Maverick (not the fighter pilot)

Tim introduced me to yet another book about how running a company can be done without conventional management, and many times run better. The book is called Maverick: The Success Story Behind the World’s Most Unusual Workplace by Ricardo Semler.


Below are some quotes from the book I like…

“Nothing seems more medieval than dress codes…What buyer has failed to do business with a company because a salesman wasn’t sufficiently fashionable?…when they come to work on weekends, people invariably dress in casual clothes. Because they feel more comfortable. Well, why shouldn’t they feel more comfortable every day?”

So what about the times where it’s nice to dress up? Or what if you want to dress up? Well, he offers a simple solution.

“every responsible adult knows how to dress correctly for these occasions”

I have to agree, we all learned back in middle school before our first class dance how to dress.
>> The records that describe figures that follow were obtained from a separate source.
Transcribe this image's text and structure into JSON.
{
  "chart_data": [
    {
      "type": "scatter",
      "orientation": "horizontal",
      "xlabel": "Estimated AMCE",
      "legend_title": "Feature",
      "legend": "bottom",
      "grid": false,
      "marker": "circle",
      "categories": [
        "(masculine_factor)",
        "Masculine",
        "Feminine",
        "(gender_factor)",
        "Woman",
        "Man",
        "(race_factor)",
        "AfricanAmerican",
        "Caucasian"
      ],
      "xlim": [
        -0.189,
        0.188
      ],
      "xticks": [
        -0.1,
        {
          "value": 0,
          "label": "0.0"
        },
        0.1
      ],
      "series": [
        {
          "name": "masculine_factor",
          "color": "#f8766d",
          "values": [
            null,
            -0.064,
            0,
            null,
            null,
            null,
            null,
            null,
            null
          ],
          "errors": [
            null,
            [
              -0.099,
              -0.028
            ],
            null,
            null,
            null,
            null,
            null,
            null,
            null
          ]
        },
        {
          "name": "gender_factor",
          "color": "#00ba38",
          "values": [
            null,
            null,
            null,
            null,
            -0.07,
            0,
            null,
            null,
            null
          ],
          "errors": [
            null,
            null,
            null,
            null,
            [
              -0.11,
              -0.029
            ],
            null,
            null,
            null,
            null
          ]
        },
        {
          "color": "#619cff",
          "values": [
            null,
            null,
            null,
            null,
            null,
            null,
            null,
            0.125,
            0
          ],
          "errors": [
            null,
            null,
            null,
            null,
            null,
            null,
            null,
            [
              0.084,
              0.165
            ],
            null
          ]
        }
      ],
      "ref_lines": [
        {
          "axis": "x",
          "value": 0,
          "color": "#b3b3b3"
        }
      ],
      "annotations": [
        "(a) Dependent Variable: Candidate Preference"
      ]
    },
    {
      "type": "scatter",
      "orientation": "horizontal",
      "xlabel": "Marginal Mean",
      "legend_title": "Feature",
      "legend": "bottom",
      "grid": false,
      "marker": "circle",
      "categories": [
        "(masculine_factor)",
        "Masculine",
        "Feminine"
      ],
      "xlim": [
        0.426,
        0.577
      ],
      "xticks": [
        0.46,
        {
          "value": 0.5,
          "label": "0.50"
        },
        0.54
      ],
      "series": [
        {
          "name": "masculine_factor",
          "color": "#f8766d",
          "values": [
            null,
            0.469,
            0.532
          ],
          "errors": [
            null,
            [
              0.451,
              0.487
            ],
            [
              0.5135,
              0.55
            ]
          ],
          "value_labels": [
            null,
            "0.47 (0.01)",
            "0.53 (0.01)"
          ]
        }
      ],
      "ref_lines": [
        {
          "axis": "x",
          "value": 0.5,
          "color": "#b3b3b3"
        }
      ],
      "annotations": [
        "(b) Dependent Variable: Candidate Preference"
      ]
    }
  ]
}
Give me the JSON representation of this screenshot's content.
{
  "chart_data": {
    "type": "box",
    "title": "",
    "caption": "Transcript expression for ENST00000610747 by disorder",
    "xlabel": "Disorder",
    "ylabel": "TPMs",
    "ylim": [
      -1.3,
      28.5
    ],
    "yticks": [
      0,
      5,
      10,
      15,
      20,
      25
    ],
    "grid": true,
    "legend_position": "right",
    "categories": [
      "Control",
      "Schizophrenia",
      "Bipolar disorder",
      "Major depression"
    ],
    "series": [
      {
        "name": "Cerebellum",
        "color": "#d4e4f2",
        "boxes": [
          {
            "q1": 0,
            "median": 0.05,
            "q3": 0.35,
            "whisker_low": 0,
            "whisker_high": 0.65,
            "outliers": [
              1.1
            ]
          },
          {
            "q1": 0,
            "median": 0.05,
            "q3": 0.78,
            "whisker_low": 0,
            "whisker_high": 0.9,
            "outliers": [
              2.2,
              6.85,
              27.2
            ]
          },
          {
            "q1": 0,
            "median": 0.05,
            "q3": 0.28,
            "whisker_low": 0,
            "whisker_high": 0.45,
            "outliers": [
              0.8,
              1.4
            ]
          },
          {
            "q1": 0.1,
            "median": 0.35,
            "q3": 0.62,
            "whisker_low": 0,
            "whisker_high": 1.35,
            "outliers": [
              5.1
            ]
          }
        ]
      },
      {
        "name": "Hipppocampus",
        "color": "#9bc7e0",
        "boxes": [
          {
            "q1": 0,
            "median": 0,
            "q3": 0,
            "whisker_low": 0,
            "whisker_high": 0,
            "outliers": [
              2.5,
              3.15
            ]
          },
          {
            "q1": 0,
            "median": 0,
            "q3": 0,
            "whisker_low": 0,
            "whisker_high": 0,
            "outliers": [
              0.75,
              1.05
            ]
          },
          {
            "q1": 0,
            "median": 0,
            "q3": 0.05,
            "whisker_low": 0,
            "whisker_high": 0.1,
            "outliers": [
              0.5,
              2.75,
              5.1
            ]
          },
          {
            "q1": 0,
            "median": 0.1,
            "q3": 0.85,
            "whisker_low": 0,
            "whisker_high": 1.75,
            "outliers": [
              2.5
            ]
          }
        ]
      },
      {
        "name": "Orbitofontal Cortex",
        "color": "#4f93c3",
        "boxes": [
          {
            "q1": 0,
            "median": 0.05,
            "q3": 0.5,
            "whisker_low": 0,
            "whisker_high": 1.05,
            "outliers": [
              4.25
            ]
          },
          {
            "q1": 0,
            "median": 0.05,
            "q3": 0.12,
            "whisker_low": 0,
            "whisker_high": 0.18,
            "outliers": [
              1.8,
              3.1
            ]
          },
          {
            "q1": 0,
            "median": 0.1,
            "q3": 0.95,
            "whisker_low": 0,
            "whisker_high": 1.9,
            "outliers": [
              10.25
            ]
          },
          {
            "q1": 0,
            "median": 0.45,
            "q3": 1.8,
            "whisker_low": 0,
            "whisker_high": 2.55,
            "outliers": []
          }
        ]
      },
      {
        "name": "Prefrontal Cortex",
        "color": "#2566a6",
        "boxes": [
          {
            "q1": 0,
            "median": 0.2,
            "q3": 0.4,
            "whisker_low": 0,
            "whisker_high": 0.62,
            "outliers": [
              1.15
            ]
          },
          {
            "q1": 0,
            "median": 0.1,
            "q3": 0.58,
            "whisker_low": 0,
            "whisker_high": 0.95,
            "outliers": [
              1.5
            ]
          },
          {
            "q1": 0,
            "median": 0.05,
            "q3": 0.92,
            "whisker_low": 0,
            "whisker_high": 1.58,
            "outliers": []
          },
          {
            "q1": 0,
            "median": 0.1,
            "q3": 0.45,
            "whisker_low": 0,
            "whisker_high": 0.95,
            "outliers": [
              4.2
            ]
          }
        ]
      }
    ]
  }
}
Even churches let patrons decide what to wear, and that’s the Sunday best!

“Fixed working hours, organizational charts, and policy manuals are all so negative. They strip away freedom and give nothing in return but a false feeling of discipline and belonging. They elevate bureaucrats and ennoble conformity. By all means establish and promote a common goal, but recognize divergence and let people determine their own ways of achieving it.”

“Make time to think. Try blocking out a half day a week on your agenda. I find that Monday and Friday mornings are good, because I can clear away post- and pre-weekend distractions. During this half day, avoid your office. Camp out in an unused conference room or, even better, stay home.”

One of the best pieces of advice I received in college, was from a professor who told us to set aside a few hours each week and not work. Instead, think about how you can make your work easier or more efficient. This was so true at my last job, that I by far made up those “lost hours” by becoming much more efficient at my assignments. I was able to get more done in less time because I sacrificed busy work for thinking. Unfortunately, I was not rewarded for my results nor increases in productivity, but rather judge solely on time spent working. This quickly squashed all my motivation to keep improving efficiencies. Instead, it’d make more sense for companies to reward workers who become better at what they do with the freedom to decide how to use that time saved. Throw in some profit sharing and you’ll have one motivated and efficient employee!


Into the Wild (figuratively)

So many people live within unhappy circumstances and yet will not take the initiative to change their situation because they are conditioned to a life of security, conformity, and conservatism, all of which may appear to give one peace of mind, but in reality nothing is more damaging to the adventurous spirit within a man than a secure future. The very basic core of a man’s living spirit is his passion for adventure. The joy of life comes from our encounters with new experiences and hence there is no greater joy than to have an endlessly changing horizon, for each day to have a new and different sun.
– Alexander Supertramp

This quote is from the main character in the book Into the Wild by Jon Krakauer

It’s a great book and movie. One of my favorites.